Rich:

Ok, I reorganized the loops in sub qrj to look something 
like the following (recall qrj is called from parallel 
latitude loop). 

! Save current (k,i) fields from original (i,k) f-array:
do i=1,nlon               ! (nlon==76)
  do k=1,npress           ! (npress=29)
    field1(k,i) = f(i,k1) 
    field2(k,i) = f(i,k2) 
    ...
  enddo
enddo
...
! Init fields in (k,i) arrays:
do i=1,nlon ! (1,76)
  do k=1,npress
    field3(k,i) = 0.
    field4(k,i) = 0.
  enddo
enddo
...
! Sum over wavelength:
do i=1,nlon
  if (idn(i)==1) then ! daytime
    do k=1,npress 
      do n=l1,nlam ! (16,59)
        field3(k,i) = field3(k,i)+blah(n)*blahh(k,i)
        ...
      enddo
    enddo
  endif
enddo
...
! Do other work w/o lamda loop:
do i=1,nlon
  if (idn(i)==1) then ! daytime
    do k=1,npress 
      array(k,i) = ...
    enddo
  endif
enddo
...
! Return updated fields to f-array:
do k=1,kmaxp1
  do i=1,len1
    f(i,k1) = field1(k,i)
    ...
  enddo
enddo

Original and new code is attached.

After a series of runs, this code does not appear to speed
up wall clock time much if at all on the IBM or Origin. 
Sometimes it shows 4-5% speedup, sometimes none at all. On 
the Cray j90 tho, it appears faster by about 8%. I have also 
run it at equinox vs solstice, since the number of daytime 
longitude indices changes, but not much difference in speed.

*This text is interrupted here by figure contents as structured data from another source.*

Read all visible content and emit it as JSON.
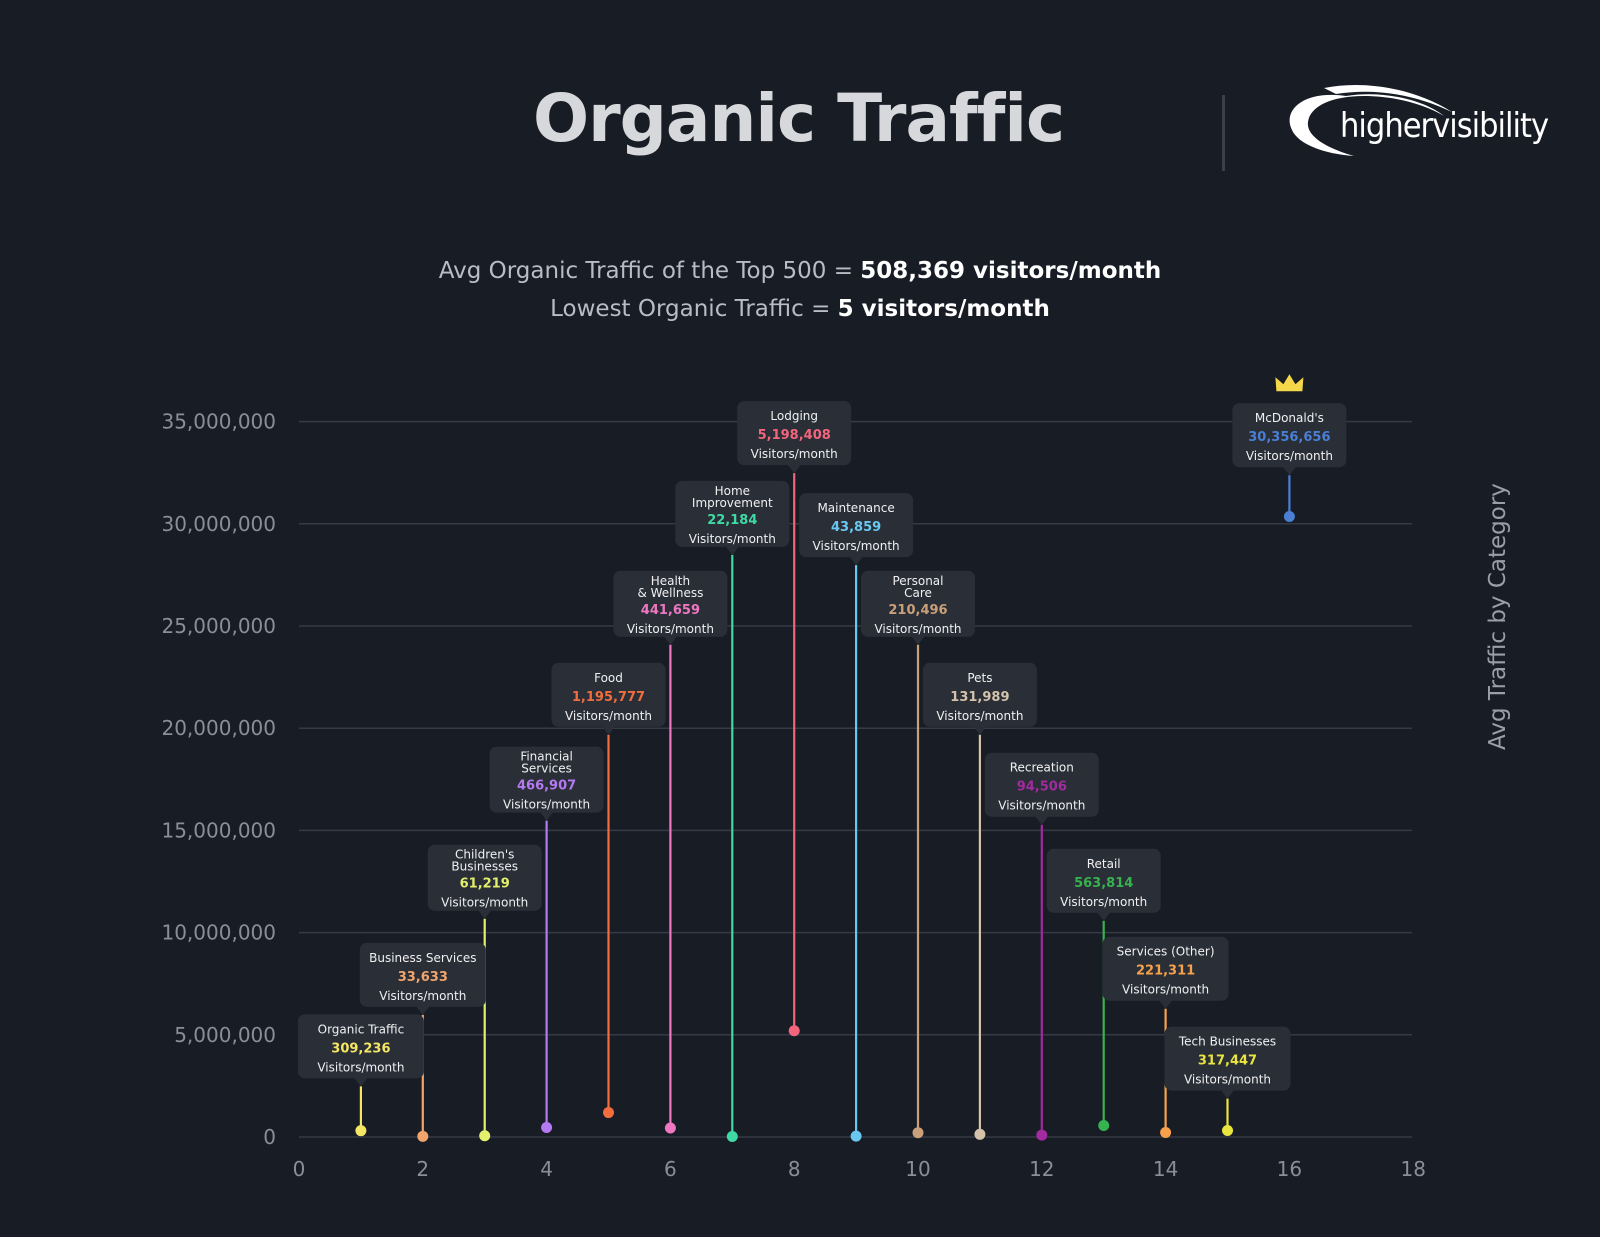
{
  "header": {
    "title": "Organic Traffic",
    "logo_text": "highervisibility"
  },
  "subtitle": {
    "line1_prefix": "Avg Organic Traffic of the Top 500 = ",
    "line1_value": "508,369 visitors/month",
    "line2_prefix": "Lowest Organic Traffic = ",
    "line2_value": "5 visitors/month"
  },
  "chart_data": {
    "type": "scatter",
    "title": "Organic Traffic",
    "ylabel": "Avg Traffic by Category",
    "xlabel": "",
    "xlim": [
      0,
      18
    ],
    "ylim": [
      0,
      35000000
    ],
    "x_ticks": [
      "0",
      "2",
      "4",
      "6",
      "8",
      "10",
      "12",
      "14",
      "16",
      "18"
    ],
    "y_ticks": [
      "0",
      "5,000,000",
      "10,000,000",
      "15,000,000",
      "20,000,000",
      "25,000,000",
      "30,000,000",
      "35,000,000"
    ],
    "grid": true,
    "unit_label": "Visitors/month",
    "points": [
      {
        "x": 1,
        "y": 309236,
        "name": [
          "Organic Traffic"
        ],
        "value_label": "309,236",
        "color": "#f5e663",
        "label_top": 6000000
      },
      {
        "x": 2,
        "y": 33633,
        "name": [
          "Business Services"
        ],
        "value_label": "33,633",
        "color": "#f2a46b",
        "label_top": 9500000
      },
      {
        "x": 3,
        "y": 61219,
        "name": [
          "Children's",
          "Businesses"
        ],
        "value_label": "61,219",
        "color": "#e3f06b",
        "label_top": 14300000
      },
      {
        "x": 4,
        "y": 466907,
        "name": [
          "Financial",
          "Services"
        ],
        "value_label": "466,907",
        "color": "#b57af2",
        "label_top": 19100000
      },
      {
        "x": 5,
        "y": 1195777,
        "name": [
          "Food"
        ],
        "value_label": "1,195,777",
        "color": "#f26d3d",
        "label_top": 23200000
      },
      {
        "x": 6,
        "y": 441659,
        "name": [
          "Health",
          "& Wellness"
        ],
        "value_label": "441,659",
        "color": "#ef77c2",
        "label_top": 27700000
      },
      {
        "x": 7,
        "y": 22184,
        "name": [
          "Home",
          "Improvement"
        ],
        "value_label": "22,184",
        "color": "#3fd9a3",
        "label_top": 32100000
      },
      {
        "x": 8,
        "y": 5198408,
        "name": [
          "Lodging"
        ],
        "value_label": "5,198,408",
        "color": "#f3657c",
        "label_top": 36000000
      },
      {
        "x": 9,
        "y": 43859,
        "name": [
          "Maintenance"
        ],
        "value_label": "43,859",
        "color": "#69c8f0",
        "label_top": 31500000
      },
      {
        "x": 10,
        "y": 210496,
        "name": [
          "Personal",
          "Care"
        ],
        "value_label": "210,496",
        "color": "#c9a07a",
        "label_top": 27700000
      },
      {
        "x": 11,
        "y": 131989,
        "name": [
          "Pets"
        ],
        "value_label": "131,989",
        "color": "#d4c2ab",
        "label_top": 23200000
      },
      {
        "x": 12,
        "y": 94506,
        "name": [
          "Recreation"
        ],
        "value_label": "94,506",
        "color": "#a12b9f",
        "label_top": 18800000
      },
      {
        "x": 13,
        "y": 563814,
        "name": [
          "Retail"
        ],
        "value_label": "563,814",
        "color": "#36b24f",
        "label_top": 14100000
      },
      {
        "x": 14,
        "y": 221311,
        "name": [
          "Services (Other)"
        ],
        "value_label": "221,311",
        "color": "#f7a24a",
        "label_top": 9800000
      },
      {
        "x": 15,
        "y": 317447,
        "name": [
          "Tech Businesses"
        ],
        "value_label": "317,447",
        "color": "#e8e53f",
        "label_top": 5400000
      },
      {
        "x": 16,
        "y": 30356656,
        "name": [
          "McDonald's"
        ],
        "value_label": "30,356,656",
        "color": "#4a7fd4",
        "label_top": 35900000,
        "crown": true
      }
    ]
  },
  "colors": {
    "background": "#181c25",
    "label_box": "#2a2e37",
    "grid": "#353a45",
    "crown": "#f5d74a"
  }
}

It also occurs to me that I may be introducing a load imbalance 
in latitude because the number of daytime indices varies
(between 0 and 76) with latitude. 

Did you say something about optimizing/unrolling the transfers
to/from (i,k) <-> (k,i) arrays at beginning and end?

Did you get a chance to look at the "benchmarks" I sent of 
tgcm runs on the 4 platforms?

--Ben